As expected, the much anticipated Star Wars® movie The Force Awakens knocked it out of the park on its debut weekend. I haven’t yet seen this automatic blockbuster (despite Tom’s begging, pleading, cajoling and attempted bribery), but I was fortunate to experience the exhibition “Star Wars and the Power of Costume” in New York City, which features more than 70 costumes from those iconic movies.
Click here for more photos of Queen Amidala’s costumes.
Click here for more information on the Exhibit.
The costume an actor wears serves two primary purposes:
- A costume puts the actor into the character and that character’s place and time which instantly helps the actor to embody that character. This is especially valuable in front of a green screen when it’s just the actor and the set and scenery will be added later through special effects.
- Costumes communicate a place, time and feeling about the character to the audience. We know something about the character the moment the actor hits the screen.
All Certified Legal Nurse Consultants know the Star Wars movies and their cast of unforgettable characters. If you look closely at the movie costumes, you’ll note that George Lucas was a master at creating characters and our impressions of those characters through the costumes. Even today we can instantly recall Darth Vader’s helmet and cape, Princess Leia’s simple white robe, Queen Amidala’s royal gowns, Yoda’s zen master robe and Han Solo’s space cowboy.
Costumes communicate the character. The black-caped and helmeted ominous costume is communicating that there is a dark force in the galaxy and that he means danger. The white robes of Princess Leia communicate simplicity, competence and maybe a bit of tough feminism. You knew she meant business. Queen Amidala’s exquisite and lavish gowns meant formality and traditions of high court.
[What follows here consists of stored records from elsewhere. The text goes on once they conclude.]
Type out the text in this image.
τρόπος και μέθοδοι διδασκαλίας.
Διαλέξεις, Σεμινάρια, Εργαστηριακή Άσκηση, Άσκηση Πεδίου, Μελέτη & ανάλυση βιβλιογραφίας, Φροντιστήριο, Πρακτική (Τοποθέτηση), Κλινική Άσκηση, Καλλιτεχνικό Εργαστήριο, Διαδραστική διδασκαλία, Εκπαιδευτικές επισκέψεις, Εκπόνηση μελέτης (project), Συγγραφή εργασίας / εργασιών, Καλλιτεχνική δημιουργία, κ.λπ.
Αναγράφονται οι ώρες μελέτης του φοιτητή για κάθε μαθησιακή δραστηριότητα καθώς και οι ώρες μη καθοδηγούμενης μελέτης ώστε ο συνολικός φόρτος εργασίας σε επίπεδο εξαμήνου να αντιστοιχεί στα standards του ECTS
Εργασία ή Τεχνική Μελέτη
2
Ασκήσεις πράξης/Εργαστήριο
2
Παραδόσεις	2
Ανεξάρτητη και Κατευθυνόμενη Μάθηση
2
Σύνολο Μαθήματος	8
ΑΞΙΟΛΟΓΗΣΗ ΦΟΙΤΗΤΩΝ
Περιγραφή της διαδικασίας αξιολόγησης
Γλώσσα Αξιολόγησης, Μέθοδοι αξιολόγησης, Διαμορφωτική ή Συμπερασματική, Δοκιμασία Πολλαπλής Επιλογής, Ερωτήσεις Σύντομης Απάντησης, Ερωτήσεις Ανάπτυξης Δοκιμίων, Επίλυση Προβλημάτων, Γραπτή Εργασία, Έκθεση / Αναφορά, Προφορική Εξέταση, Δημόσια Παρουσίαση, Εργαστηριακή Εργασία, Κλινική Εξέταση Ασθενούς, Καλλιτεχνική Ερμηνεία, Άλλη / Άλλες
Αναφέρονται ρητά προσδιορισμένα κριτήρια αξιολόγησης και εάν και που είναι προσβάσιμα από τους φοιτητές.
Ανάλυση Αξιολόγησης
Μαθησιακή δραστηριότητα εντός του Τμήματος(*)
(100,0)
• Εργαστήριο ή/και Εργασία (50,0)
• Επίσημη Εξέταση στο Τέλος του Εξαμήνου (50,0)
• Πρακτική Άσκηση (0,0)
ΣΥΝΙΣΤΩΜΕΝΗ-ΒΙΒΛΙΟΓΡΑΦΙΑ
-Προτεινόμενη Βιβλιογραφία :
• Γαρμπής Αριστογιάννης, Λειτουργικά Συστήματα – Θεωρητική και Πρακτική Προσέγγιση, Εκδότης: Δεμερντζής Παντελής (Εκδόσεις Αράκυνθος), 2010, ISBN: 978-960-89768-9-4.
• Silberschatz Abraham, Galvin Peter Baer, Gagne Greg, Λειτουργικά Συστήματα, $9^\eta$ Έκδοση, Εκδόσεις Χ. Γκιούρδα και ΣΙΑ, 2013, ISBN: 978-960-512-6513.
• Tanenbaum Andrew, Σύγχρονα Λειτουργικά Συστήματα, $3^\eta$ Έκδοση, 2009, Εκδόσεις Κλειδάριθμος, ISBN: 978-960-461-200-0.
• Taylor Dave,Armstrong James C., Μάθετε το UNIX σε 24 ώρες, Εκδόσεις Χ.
You knew she was an important symbol. Yoda’s basic earth-toned cloak conveys he’s a selfless Grand Jedi Master. And Han Solo – he immediately communicated competence, irreverence and adventure. He’s the guy we want to be with in a dark corridor on the Death Star. 🙂
How do the lessons from these amazing Star Wars costumes apply to Certified Legal Nurse Consultants? It’s simple. When you put on your best outfit to wear to an interview or meeting with an attorney you’re putting on the uniform or costume of the professional legal nurse consultant. Before you walk into the attorney’s office, your costume helps you to feel confident, professional and ready to deliver your message.
When you arrive at the attorney’s office, your legal nurse costume is the first communication to the attorney. Does your costume communicate that you are competent, professional and successful? Can the attorney visualize you sitting next to her at a deposition or in trial?
The next time you’re getting dressed to meet an attorney, consider that your legal nurse costume is your attitude, your persona and a definitive form of communication. In the words of Yoda (if he’d been a Certified Legal Nurse Consultant), “Much about you, your costume says.” What does your costume say about you?
Success Is Inside!
P.S. The last time I saw Harrison Ford I was sitting in the cockpit of a glider in Idaho watching him preflight one of his airplanes, so I’m actually as excited about seeing this movie as Tom is. What about you, excited or not?
P.P.S. There are no photos of womens’ costumes so I provided an extra photo link. Can you tell Tom took them? LOL!